I get the feeling, quite often, that frameworks get the short end of the stick in the popular mindset. You’ll often hear things like
- “Yes, they’re useful for a beginner maybe, but if you’re a professional developer, you shouldn’t need them.”
- “They’re sluggish.”
- “They add bulk to a project.”
- “You clearly haven’t optimized enough.”
Honestly, it’s a choice that needs to be made on a project by project base — both whether to use a framework, and how large of a framework to use. Regardless of these choices, it’s never a question of whether you’ve optimized your project — it is a question of what you’ve chosen to optimize your project for.
As a case study for this question, let’s look at: Do you want to use jQuery (or some other established project — Prototype, Backbone, Underscore, React, whatever) in your project or not?
Well, if you do use jQuery, it can smooth over a lot of browser inconsistencies (most of which have nothing to do with old IE versions), and give you a more reliable output. It can keep your code more readable, and more maintainable, as all of the browser fixes are bundled into jQuery itself! Keep your version of jQuery current, and many future browser inconsistencies or changes in how browsers handle things will be handled for you.

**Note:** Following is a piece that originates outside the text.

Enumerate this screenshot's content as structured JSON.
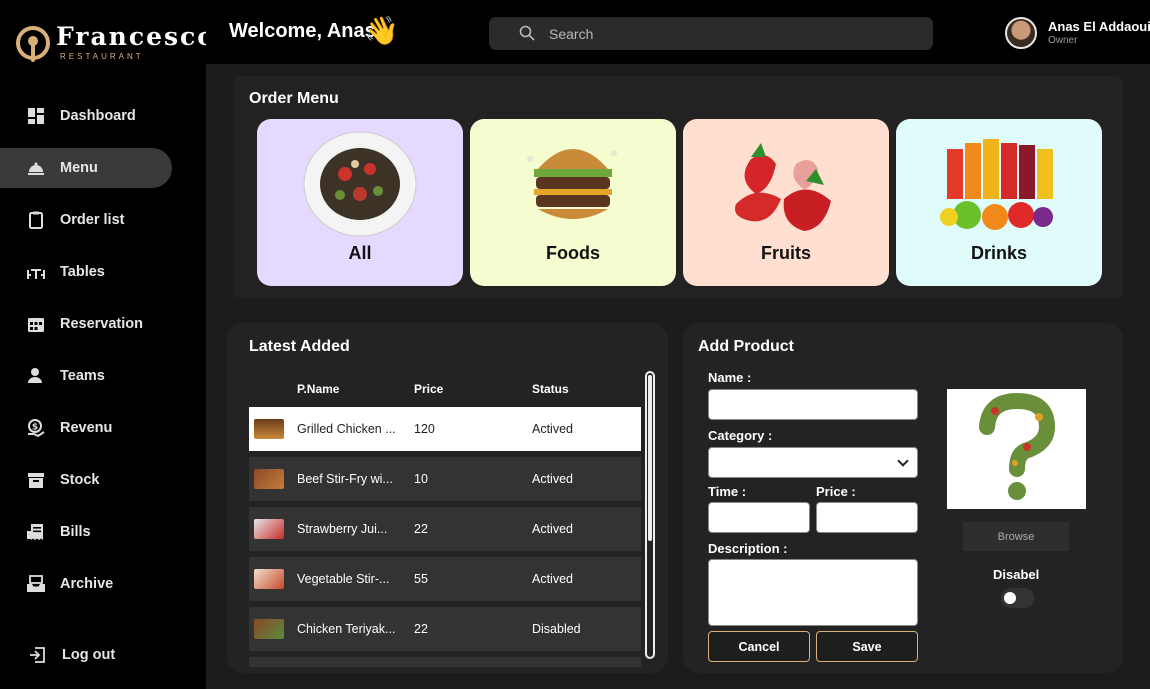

If you want a lighter weight webpage, and you’re trying to optimize for faster performance, you may prefer to use vanilla javascript instead. A friend of mine remarked on Twitter that he prefers to handle browser inconsistencies himself, because he can get faster performance:
The downside of this is that by optimizing so heavily for performance, it can make it far more difficult to maintain your project down the road. When another developer picks up your project in a few months or a few years down the road, is the optimized code going to make sense? Are your ‘code around’-s still going to work, and has someone (you?) been actively maintaining it (and all your other disparate projects) to account for new browser issues that have cropped up since? If the application is expanded by a new developer, will they have the same level of experience as you, and properly handle cross-browser issues in the new code as well?
So, there’s always tradeoffs. The final judgement will often depend on the sort of project and the sort of client or company that the project is for.
If you’re launching an Enterprise-level website, a HTML5 Game, or something that will have an active team of developers behind it, you may well find that it’s worth doing something custom for it.
If you’re an agency building client sites that — once launched — may get someone looking at them every few months for further work or maintenance … jQuery probably makes a lot more sense. It will keep your code shorter and more readable, and if you keep jQuery up to date (which WordPress will do for you if you use its bundled version — and of course, keep WordPress updated) any future browser inconsistencies will be handled as well.
If you’re a freelancer or commercial theme/plugin vendor, using jQuery rather than something custom has always struck me as a common courtesy. By using an established, documented library, you’re leaving the codebase in an understandable and tidy state for the next developer who has to step in and figure out what’s going on in order to make modifications down the road.
So in the end, the answer is always going to be that it depends. The trade-offs that one project can make without a second thought may be inconceivable to thrust upon another.